Still giggling, Daphne followed him good-naturedly, and their journey ended much more pleasantly than it had started. Their explosion of laughter had dissipated the lingering influence of the tree's song, as well as the tension that had been tightening their nerves all through their flight into the Forest; and now, alone in the quiet Forest, they found themselves glad of each other's company. They chatted joyously as they walked, swinging back and forth their linked hands, and for the first time their conversation started to dwell on subjects other than their belonging to the Third Kind.

“… And you've been running a day nursery ever since you got out of Hogwarts?”

“Yeah,” Daphne said with a shrug. “I had a lot of experience in babysitting already, but I had no idea watching after kids all day would be so trying. Magical kids screaming and bouncing and blubbering and needing to be fed, changed, amused, put to bed, without mentioning the bloody accidental magic. Once one of those brats turned my hair purple. I had to ask my sister to change it back, she's a much better witch than I am. Hey,” she added, her eyes going wide, “that's odd. You and I can do magic a bit like wizards, even if we're not - I mean, I can use my wand, even if I'm lousy at magic in general… But you're a good wizard, and so's my sister! Isn't she supposed to be Third Kind as well?”

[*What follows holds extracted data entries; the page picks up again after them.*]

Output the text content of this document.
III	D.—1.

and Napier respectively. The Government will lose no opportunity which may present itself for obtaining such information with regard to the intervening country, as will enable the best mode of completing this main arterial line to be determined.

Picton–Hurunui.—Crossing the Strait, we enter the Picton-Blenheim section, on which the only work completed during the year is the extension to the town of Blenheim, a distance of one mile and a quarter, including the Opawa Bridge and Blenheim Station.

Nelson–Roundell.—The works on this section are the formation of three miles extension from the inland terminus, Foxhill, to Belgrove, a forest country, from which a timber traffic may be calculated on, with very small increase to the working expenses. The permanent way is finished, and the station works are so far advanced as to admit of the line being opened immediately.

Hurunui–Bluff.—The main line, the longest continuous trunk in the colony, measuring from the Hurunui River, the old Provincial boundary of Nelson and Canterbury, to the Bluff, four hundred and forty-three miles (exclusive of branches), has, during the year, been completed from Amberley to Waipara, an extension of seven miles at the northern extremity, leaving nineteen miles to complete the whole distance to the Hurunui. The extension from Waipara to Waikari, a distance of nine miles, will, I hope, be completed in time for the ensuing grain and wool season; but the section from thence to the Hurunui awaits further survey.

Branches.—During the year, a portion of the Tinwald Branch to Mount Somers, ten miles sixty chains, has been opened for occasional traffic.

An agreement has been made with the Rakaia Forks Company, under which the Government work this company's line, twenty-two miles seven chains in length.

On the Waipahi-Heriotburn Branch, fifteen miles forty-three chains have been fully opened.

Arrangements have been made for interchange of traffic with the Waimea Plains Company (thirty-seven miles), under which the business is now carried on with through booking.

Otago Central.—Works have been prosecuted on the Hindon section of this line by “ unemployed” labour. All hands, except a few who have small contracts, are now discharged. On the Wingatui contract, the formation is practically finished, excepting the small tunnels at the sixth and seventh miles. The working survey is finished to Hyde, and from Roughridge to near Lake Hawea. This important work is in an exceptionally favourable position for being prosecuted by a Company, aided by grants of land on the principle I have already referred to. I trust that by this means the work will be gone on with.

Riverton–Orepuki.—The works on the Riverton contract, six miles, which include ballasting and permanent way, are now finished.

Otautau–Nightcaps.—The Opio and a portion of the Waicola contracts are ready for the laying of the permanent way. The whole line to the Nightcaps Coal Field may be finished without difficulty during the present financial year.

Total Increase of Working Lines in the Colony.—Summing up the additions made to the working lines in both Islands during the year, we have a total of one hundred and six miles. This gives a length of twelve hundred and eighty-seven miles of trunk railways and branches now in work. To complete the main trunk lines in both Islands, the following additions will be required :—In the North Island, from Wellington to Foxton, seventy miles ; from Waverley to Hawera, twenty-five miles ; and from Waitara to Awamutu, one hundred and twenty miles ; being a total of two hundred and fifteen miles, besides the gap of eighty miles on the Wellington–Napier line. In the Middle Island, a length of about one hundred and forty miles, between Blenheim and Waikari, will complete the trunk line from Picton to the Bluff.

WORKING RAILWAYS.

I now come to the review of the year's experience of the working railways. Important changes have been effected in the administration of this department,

“Not necessarily,” a rasping voice said from right behind them.

Harry started and wheeled around at once, wand pointed in front of him, while Daphne let out a little scream.

An old woman stood before them, a smile on her lips. She was tall, skinny, and excessively wrinkled. The mud of the river had slightly stained the hem of her long grey robes and the tip of the staff she leant on - a long, big, scarred piece of gnarled wood that looked several decades old - but she showed no sign of exertion; she didn't quite look as if she had been following them, but rather seemed to have been standing there for a long time.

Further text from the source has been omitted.